7.17 Analysis using near infrared analyser (NIR)
Principle
The sample representing the chemical composition of the sample material is measured by NIR spectrometry. Spectral data in the near infrared are collected and transformed to constituent or parameter concentrations by calibration models developed on representative samples.
Near infrared (NIR) instrument
NIR instrument (Fig. 7.14) based on diffuse reflectance or transmittance measurement in the near infrared wavelength region of 700-2500 nm or segments of this or at selected wavelengths. The optical principle may be dispersive (e.g. grating mono-chromators) interferometric or non-thermal (e.g. light emitting diodes, laser diodes and lasers). The instrument should be provided with a diagnostic test system for testing photometric noise and reproducibility, wavelength accuracy and wavelength precision (for scanning spectrophotometers). The instrument should measure a sufficiently large sample volume or surface to eliminate any significant influence of in homogeneity derived from chemical composition or physical properties of the test sample. The sample path length (sample thickness) in transmittance
Fig. 7.14 Near infrared analyzer
measurements should be optimized according to the manufacturer’s recommendation with respect to signal intensity for obtaining linearity and maximum signal/noise ratio. In reflectance measurements, a quartz window or other appropriate material to eliminate drying effects should preferably cover the interacting sample surface layer.
Sampling
It is important that the laboratory receives a sample which is truly representative and has not been damaged or changed during transport or storage. All laboratory samples should usually be kept under conditions that will not change the composition of the sample from the time of sampling to the time of commencing the procedure.
Procedure
Preparation of test sample
The preparation of samples should be made in the same way as the preparation of the validation samples. It is necessary to apply standard conditions. Before the analysis, the sample should be taken in such a way as to obtain a sample representative of the material to be analysed.
Measurement
Follow instructions for the specific NIR instrument and associated calibrations. The prepared sample should reach a temperature within the range included in the validation.
Evaluation of result
For the validation results to be valid, they have to be within the range of the calibration model used. Results obtained on samples detected as spectral outliers cannot be regarded as reliable.

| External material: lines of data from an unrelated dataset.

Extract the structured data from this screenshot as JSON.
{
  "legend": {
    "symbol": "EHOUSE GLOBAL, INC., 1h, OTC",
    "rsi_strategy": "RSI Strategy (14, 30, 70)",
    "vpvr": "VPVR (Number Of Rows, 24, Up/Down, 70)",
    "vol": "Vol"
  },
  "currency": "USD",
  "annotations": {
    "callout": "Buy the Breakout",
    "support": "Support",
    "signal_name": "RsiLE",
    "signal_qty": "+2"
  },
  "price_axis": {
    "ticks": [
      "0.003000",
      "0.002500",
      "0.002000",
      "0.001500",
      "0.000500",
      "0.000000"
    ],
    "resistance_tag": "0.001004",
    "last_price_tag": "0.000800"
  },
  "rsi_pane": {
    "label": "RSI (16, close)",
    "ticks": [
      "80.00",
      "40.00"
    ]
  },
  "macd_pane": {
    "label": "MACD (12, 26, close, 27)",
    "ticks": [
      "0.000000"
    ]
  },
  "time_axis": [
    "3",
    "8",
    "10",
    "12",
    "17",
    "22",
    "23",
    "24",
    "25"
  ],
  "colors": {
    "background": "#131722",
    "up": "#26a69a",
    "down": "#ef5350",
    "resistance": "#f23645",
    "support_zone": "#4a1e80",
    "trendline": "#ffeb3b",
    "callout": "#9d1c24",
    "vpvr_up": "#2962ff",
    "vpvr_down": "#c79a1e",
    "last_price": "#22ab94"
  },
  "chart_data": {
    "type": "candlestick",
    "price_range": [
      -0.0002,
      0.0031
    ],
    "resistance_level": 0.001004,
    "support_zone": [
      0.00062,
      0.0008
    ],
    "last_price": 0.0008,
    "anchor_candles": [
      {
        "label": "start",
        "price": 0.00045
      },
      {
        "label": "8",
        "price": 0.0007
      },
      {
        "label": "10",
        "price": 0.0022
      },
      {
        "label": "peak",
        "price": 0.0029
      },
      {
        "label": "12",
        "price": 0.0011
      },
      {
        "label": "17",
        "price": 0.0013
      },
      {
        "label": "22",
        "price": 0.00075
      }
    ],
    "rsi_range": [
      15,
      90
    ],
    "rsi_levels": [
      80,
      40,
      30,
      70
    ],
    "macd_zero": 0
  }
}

Checking instrument stability
Control sample
At least one control sample should be measured at least once per day to check instrument hardware stability and to detect a malfunction. Knowledge of the true concentration of theanalyte in the control sample is not necessary. The sample material should be stable and, as far as possible, resemble the samples to be analysed. The parameter(s) measured should be stable and, as far as possible identical to or at least biochemically close to the sample analyte. These samples are normally stable for lengthy periods but the stability should be tested in the actual cases. Shifts between control samples should be overlapped to secure uninterrupted control. The recorded day-to-day variation should be plotted in control charts and investigated for significant patterns or trends.
Instrument diagnostics
For spectrophotometers the wavelength accuracy and precision should be checked at least once per week, or more frequently if recommended by the instrument manufacturers, and the results should be compared to specifications and requirements. A similar check of the instrument noise should also be carried out weekly, or at intervals recommended by the manufacturer.
Running performance check of calibration
NIR methods should be validated continuously against reference methods to secure steady optimal performance of calibrations and observance of accuracy. The frequency of checking the NIR method should be sufficient to ensure that the method is operating under steady control with respect to systematic and random deviations from the reference method. The frequency depends on the number of samples analysed per day and the rate of changes in sample population.
The running validation should be performed on samples selected randomly from the pool of analysed samples.
It may be necessary to resort to some sampling strategy to ensure a balanced sample distribution over the entire calibration range, e.g. segmentation of concentration range and random selection of test samples within each segment or to ensure that samples with a commercially important range are covered.
The number of samples for the running validation should be sufficient for the statistics used to check the performance. For a solid validation at least 20 samples are needed (to expect a normal distribution of variance). One can fill in the results of the independent validation set for starting the running validation. To continue about 5 to 10 samples every week is quite sufficient to monitor the performance properly. Using less samples it is hard to make the right decision in case one of the results is outside the control limits.
An attempt to force the results within the limits by frequent adjustments of the calibration will not improve the situation in practice. The standard errors of prediction (SEP) should instead be re-evaluated using the latest results.
If the calibration equations after a period of stability begin to move out of control, the calibration should be upgraded. Before this is done, an evaluation should be made of whether the changes could be due to changes in reference analyses, unintended changes in measuring conditions (e.g. caused by a new operator), instrument drift or malfunction etc. In some cases a simple adjustment of the constant term (bias) in the calibration equation may be sufficient. In other cases it may be necessary to run a complete re-calibration procedure, where the complete or a part of the basic calibration set is expanded to include samples from the running validation, and perhaps additional samples selected for this purpose.
Considering that the reference analyses are in statistical control and the measuring conditions and instrument performance are unchanged, significant biases or increased SEP values can be due to changes in the chemical, biological or physical properties of the samples compared to the underlying calibration etc.